Jeremy Corbyn, incorrigible frondeur

Les résultats tombent ; les journalistes se ruent sur lui, caméra à la main ; ébloui par la lumière des flashs, il esquisse une embrassade à destination de ses rivaux. Nous sommes le 12 septembre 2015 ; Jeremy Corbyn vient de remporter une élection qui le porte à la tête du parti travailliste britannique, avec 59,5 % des suffrages exprimés. Mais à l’ombre des projecteurs, la route a été longue.

La beauté est dans la rue

Né dans une famille modeste du sud-ouest de l’Angleterre en 1949, Jeremy Corbyn est, enfant, un élève médiocre au fort caractère. Devenu adolescent, il s’engage à gauche, à l’heure même où le compromis fordiste, qui a dominé l’Occident pendant les Trente Glorieuses, jette ses derniers feux. Campagne pour le désarmement nucléaire, manifestations contre la guerre au Vietnam… Il est de tous les combats, et incarne, non sans un certain plaisir, cette contradictoire tradition de gauche qui aspire à pacifier les relations internationales par une lutte violente et mondialisée pour les droits ouvriers. A l’occasion de son service militaire, il se rend en Amérique latine, où la révolution cubaine rebat les cartes du jeu politique.
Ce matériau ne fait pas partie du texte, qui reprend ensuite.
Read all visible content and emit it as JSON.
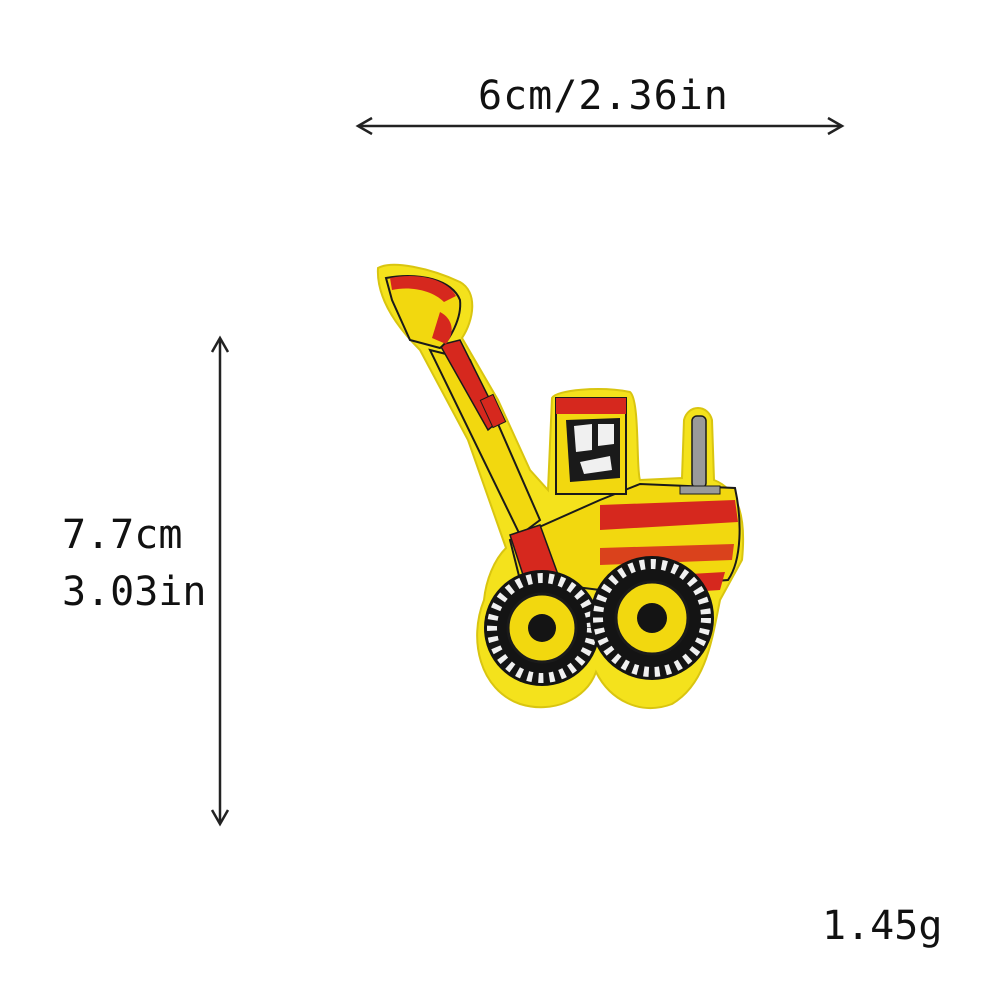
{
  "dimensions": {
    "width_label": "6cm/2.36in",
    "height_label_cm": "7.7cm",
    "height_label_in": "3.03in",
    "weight_label": "1.45g"
  },
  "product": {
    "icon": "excavator-patch-icon",
    "colors": {
      "patch_border": "#f4e21c",
      "body_yellow": "#f2d80f",
      "accent_red": "#d6281e",
      "tire_black": "#141414",
      "tire_white": "#f0f0f0",
      "chrome_gray": "#9a9a9a"
    }
  }
}
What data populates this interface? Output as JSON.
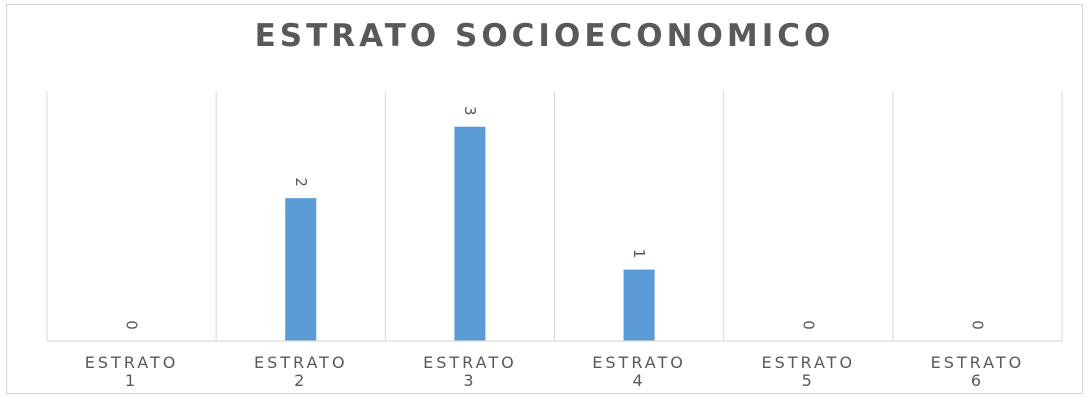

Il assiste, fasciné, à l’accession au pouvoir de Salvador Allende au Chili en 1970. De retour à Londres, il y devient représentant syndical, puis rejoint le conseil du borough d’Haringey, dans le nord ouvrier de la City.
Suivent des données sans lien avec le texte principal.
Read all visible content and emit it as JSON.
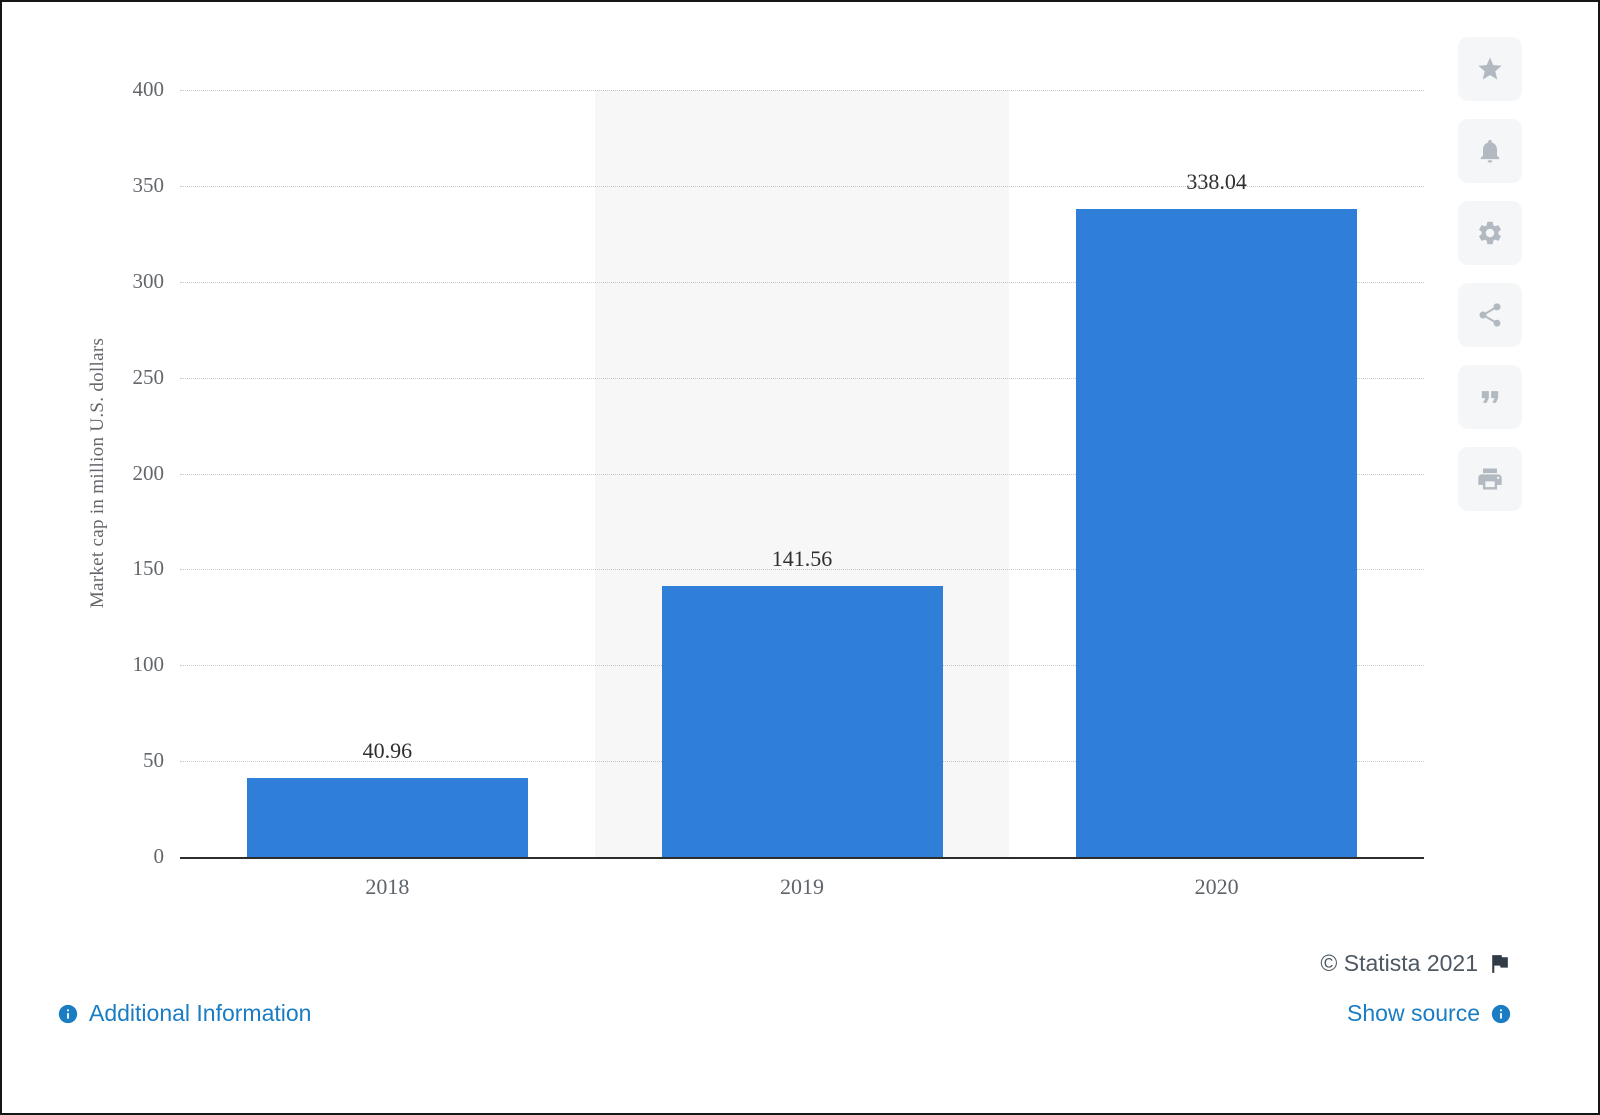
{
  "chart_data": {
    "type": "bar",
    "categories": [
      "2018",
      "2019",
      "2020"
    ],
    "values": [
      40.96,
      141.56,
      338.04
    ],
    "value_labels": [
      "40.96",
      "141.56",
      "338.04"
    ],
    "title": "",
    "xlabel": "",
    "ylabel": "Market cap in million U.S. dollars",
    "ylim": [
      0,
      400
    ],
    "yticks": [
      0,
      50,
      100,
      150,
      200,
      250,
      300,
      350,
      400
    ],
    "grid": "horizontal dotted",
    "legend": "none",
    "bar_color": "#2f7ed8",
    "highlight_index": 1,
    "highlight_color": "#f7f7f7"
  },
  "toolbar": {
    "icons": [
      "star-icon",
      "bell-icon",
      "gear-icon",
      "share-icon",
      "quote-icon",
      "print-icon"
    ]
  },
  "footer": {
    "copyright": "© Statista 2021",
    "additional_info_label": "Additional Information",
    "show_source_label": "Show source",
    "link_color": "#1a7dc4"
  }
}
Il s’agit de sa première expérience de la politique partisane. Elle ne lui réussit guère. Au beau milieu de la guerre froide, il milite pour intégrer des sympathisants trotskistes et marxistes au sein du parti travailliste, dont il incarne la ligne insurrectionnelle, et passe le plus clair de son temps dans la rue, aux côtés des antifas, du mouvement anti-apartheid et de divers activistes. Il apprend à cette occasion la puissance de la mobilisation des masses par des réseaux de terrain. Son engagement lui vaut également de faire l’objet d’une surveillance étroite des services secrets britanniques, qui ont un dossier à son nom du commencement de sa carrière politique jusqu’au début des années 2000[1].
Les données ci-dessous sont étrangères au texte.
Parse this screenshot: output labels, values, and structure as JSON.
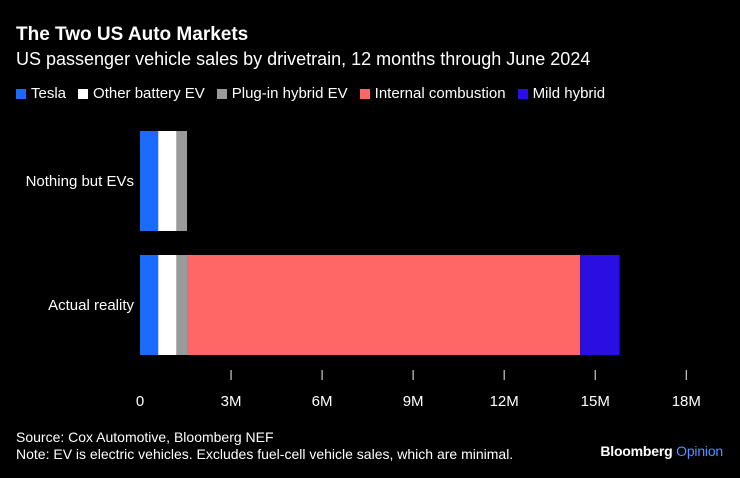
{
  "header": {
    "title": "The Two US Auto Markets",
    "subtitle": "US passenger vehicle sales by drivetrain, 12 months through June 2024"
  },
  "legend": [
    {
      "label": "Tesla",
      "color": "#1b6bff"
    },
    {
      "label": "Other battery EV",
      "color": "#ffffff"
    },
    {
      "label": "Plug-in hybrid EV",
      "color": "#9a9a9a"
    },
    {
      "label": "Internal combustion",
      "color": "#ff6666"
    },
    {
      "label": "Mild hybrid",
      "color": "#2a0fe0"
    }
  ],
  "chart_data": {
    "type": "bar",
    "orientation": "horizontal",
    "stacked": true,
    "title": "The Two US Auto Markets",
    "subtitle": "US passenger vehicle sales by drivetrain, 12 months through June 2024",
    "categories": [
      "Nothing but EVs",
      "Actual reality"
    ],
    "series": [
      {
        "name": "Tesla",
        "color": "#1b6bff",
        "values": [
          0.6,
          0.6
        ]
      },
      {
        "name": "Other battery EV",
        "color": "#ffffff",
        "values": [
          0.6,
          0.6
        ]
      },
      {
        "name": "Plug-in hybrid EV",
        "color": "#9a9a9a",
        "values": [
          0.35,
          0.35
        ]
      },
      {
        "name": "Internal combustion",
        "color": "#ff6666",
        "values": [
          0,
          12.95
        ]
      },
      {
        "name": "Mild hybrid",
        "color": "#2a0fe0",
        "values": [
          0,
          1.3
        ]
      }
    ],
    "xlim": [
      0,
      18
    ],
    "xticks": [
      0,
      3,
      6,
      9,
      12,
      15,
      18
    ],
    "xtick_labels": [
      "0",
      "3M",
      "6M",
      "9M",
      "12M",
      "15M",
      "18M"
    ],
    "xlabel": "",
    "ylabel": "",
    "unit": "millions of vehicles",
    "grid": false,
    "legend_position": "top-left"
  },
  "footer": {
    "source": "Source: Cox Automotive, Bloomberg NEF",
    "note": "Note: EV is electric vehicles. Excludes fuel-cell vehicle sales, which are minimal."
  },
  "brand": {
    "name": "Bloomberg",
    "suffix": "Opinion"
  }
}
C’est aussi dans la rue qu’il apprend, bien malgré lui, l’amertume de la défaite, ainsi que la résilience face à l’adversité. Jeremy Corbyn assiste, à partir de 1979, à l’effondrement de son univers keynésien et internationaliste ; en 1979, les élections générales portent Margaret Thatcher, la Dame de fer, au pouvoir. Jeremy Corbyn s’oppose à elle en tous points, souvent sans succès ; de ces années, il garde une grande amertume. Il est ainsi aux côtés des mineurs lors des grèves de 1984-1985. Il rencontre à huis clos des membres de Sinn Féin et de l’IRA[2], proteste contre la guerre des Malouines et manque, en 1990, d’aller en prison pour ne pas avoir payé la poll tax, création thatchérienne. Sa rhétorique antilibérale lui permet de se tailler un fief électoral dans le nord de Londres, dans la circonscription d’Islington-nord, qui l’élit député à la Chambre des communes en 1983 ; il sera systématiquement réélu.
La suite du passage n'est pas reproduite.